Wednesday, October 3, 2012

Thank God Fashion Week is Over. Or It?

It's been two weeks now since New York Fashion Week ended, but the relentless posting of bloggers from the events has only just subsided. Just in time, I might add, for London Fashion Week and Paris Fashion Week pictures to go up, along with pics from any number of more minor fashion weeks launched in aspiring creative capitals throughout the globe. The street style jet set keeps busy this time of year, hopping from one style-star-studded event to the next. They've got bills to pay, after all, and orders from Vogue, Elle, W, and GQ to fill. And those pubs want big names: Anna Della Russo, Miroslava Duma, Nick Wooster, Angelo Flaccavento, names, I might add, that were familiar to few prior to the rise of the style blogosphere. Don't get me wrong, though; I like a good pic of Kanye West emerging from the fog of lens blur bokeh as much as the next guy. But let's face it: from a spectator point of view, this scouring of fashion events for style stars is getting kind of boring. I've seen enough shots of Kate Lanphear stomping through rain-soaked alleyways already. Oh wait, was that Anna Wintour escaping into a cab? Who cares?! It looks just like every other picture of Anna Wintour escaping into a cab. Anna Wintour cab shots are almost an industry unto themselves. Fashion Week comes, and suddenly, otherwise edgy photographers turn into amateur paparazzi. It's enough to make you think street style blogs these days are just a poor man's TMZ. Just look at Le 21ème's recent shot of poor Ulyana Segeenko at Paris Fashion Week. 

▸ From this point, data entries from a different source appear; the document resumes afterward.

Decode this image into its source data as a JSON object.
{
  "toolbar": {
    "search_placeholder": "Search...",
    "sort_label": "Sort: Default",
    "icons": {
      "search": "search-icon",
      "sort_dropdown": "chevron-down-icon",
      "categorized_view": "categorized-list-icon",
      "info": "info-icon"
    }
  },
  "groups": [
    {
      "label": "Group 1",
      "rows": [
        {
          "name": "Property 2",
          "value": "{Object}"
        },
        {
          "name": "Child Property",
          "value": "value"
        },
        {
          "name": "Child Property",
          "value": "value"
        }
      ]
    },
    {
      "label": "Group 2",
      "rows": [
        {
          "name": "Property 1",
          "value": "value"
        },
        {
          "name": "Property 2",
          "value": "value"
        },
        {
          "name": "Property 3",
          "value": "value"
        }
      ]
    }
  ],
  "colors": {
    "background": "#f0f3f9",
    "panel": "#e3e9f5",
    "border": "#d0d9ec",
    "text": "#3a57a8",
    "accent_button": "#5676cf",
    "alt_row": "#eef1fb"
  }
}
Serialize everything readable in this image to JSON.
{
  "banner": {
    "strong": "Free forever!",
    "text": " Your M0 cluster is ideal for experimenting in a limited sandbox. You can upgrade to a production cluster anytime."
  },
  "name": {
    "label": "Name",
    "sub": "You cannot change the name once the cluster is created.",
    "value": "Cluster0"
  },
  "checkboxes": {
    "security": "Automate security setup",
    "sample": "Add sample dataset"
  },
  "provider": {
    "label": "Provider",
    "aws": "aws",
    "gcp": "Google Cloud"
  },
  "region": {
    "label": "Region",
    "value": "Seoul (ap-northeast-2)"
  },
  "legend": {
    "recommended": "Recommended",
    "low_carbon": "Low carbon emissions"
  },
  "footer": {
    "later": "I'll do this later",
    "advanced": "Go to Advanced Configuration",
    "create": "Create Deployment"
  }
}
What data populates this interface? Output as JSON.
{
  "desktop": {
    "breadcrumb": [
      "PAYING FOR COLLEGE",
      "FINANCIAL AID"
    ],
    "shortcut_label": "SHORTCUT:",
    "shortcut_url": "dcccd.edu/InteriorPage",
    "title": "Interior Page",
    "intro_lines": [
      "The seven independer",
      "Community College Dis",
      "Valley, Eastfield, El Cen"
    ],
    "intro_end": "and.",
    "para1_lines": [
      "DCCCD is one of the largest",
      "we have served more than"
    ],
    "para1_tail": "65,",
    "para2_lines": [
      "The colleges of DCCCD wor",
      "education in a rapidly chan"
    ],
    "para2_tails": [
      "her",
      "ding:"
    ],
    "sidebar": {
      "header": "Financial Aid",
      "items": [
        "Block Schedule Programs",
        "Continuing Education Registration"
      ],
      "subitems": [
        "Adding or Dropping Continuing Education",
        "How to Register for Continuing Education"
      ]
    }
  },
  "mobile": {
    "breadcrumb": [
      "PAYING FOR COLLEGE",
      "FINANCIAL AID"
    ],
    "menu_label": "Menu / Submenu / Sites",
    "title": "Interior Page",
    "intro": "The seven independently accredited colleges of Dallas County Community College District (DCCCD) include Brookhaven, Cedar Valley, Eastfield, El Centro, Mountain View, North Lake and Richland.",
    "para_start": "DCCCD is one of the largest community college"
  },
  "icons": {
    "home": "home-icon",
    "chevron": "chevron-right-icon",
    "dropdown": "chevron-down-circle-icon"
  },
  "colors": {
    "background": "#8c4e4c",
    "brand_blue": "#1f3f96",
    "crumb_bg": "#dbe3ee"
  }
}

Image by Adam Katz Sinding.
Here's the same shot from a slightly different angle on Streetfsn.

Image by Nam.
There was a time, not that long ago, when street style was about "ordinary people," quirky, subcultural people, no doubt, but ordinary nonetheless — and it should be clear that by "ordinary" we mean "not famous." Street style, after all, began as a practice of British photojournalism in the 1960s and '70s. Photographers scoured the streets of London, looking for perfect examples of mods, teds, punks, and skins to frighten the older generation with (Polhemus 1994; Smedley 2000). It wasn't until i-D and The Face, self-consciously outre lifestyle publications launched in the early 1980s, that street style came to be re-imagined as a form of populist fashion photography. These magazines pioneered the "straight up" (see Rocamora and O'Neill 2008), un-flashy, no frills shots of scruffy new wavers standing in front of brick walls. That quickly became the convention of street style photography, later repeated, and expanded upon by such notables as Shoichi Aoki and Jamel Shabazz. This is essentially the template, by the way, that you see today on such websites as Hel Looks and Cinder & Skylark, two of my favorite blogs staying true to the old school street style aesthetic. 

A classic "straight up" in i-D. Image by Steve Johnston.
Recognition by the fashion industry has utterly complicated this simple aesthetic. On one hand, this has no doubt increased the sophistication of the work. Street style photographers have gotten more experimental, venturing into art photography terrain (for examples, see The Sartorialist, Le21ème, Streetfsn, Vanessa Jackman, etc). On the other, it has introduced major market considerations, and bloggers have begun to alter their products accordingly. Is this a bad thing? I suppose it depends on your stake in the game. Many street style photographers are now gainfully employed, manning the trenches outside runway shows, snapping rather ordinary (and often tedious) shots of models on the catwalk that we could easily access elsewhere. But it also means we're likely to see fewer and fewer shots of cool but ordinary people walking on city streets — streets, that is, far away from fashion events.

References Cited

Polhemus, T. (1994). Streetstyle: From Sidewalk to Catwalk. London, Thames & Hudson
Rocamora, A. and A. O'Neill (2008) Fashioning the Street: Images of the Street in Fashion Media. Fashion as Photograph: Viewing and Reviewing Images of Fashion. E. Shinkle. London and New York, I.B. Tauris: 185-199.
Smedley, E. (2000). Escaping to Reality: Fashion Photography in the 1990s. Fashion Cultures: Theories, Explorations and Analysis. S. Bruzzi and P. C. Gibson. London and New York, Routledge: 143-156.

1 comment:

  1. I will continue to post photos of "ordinary" folks putting their personal style out there on my blog, as well as my own style. We don't have fashion week in London, Ontario.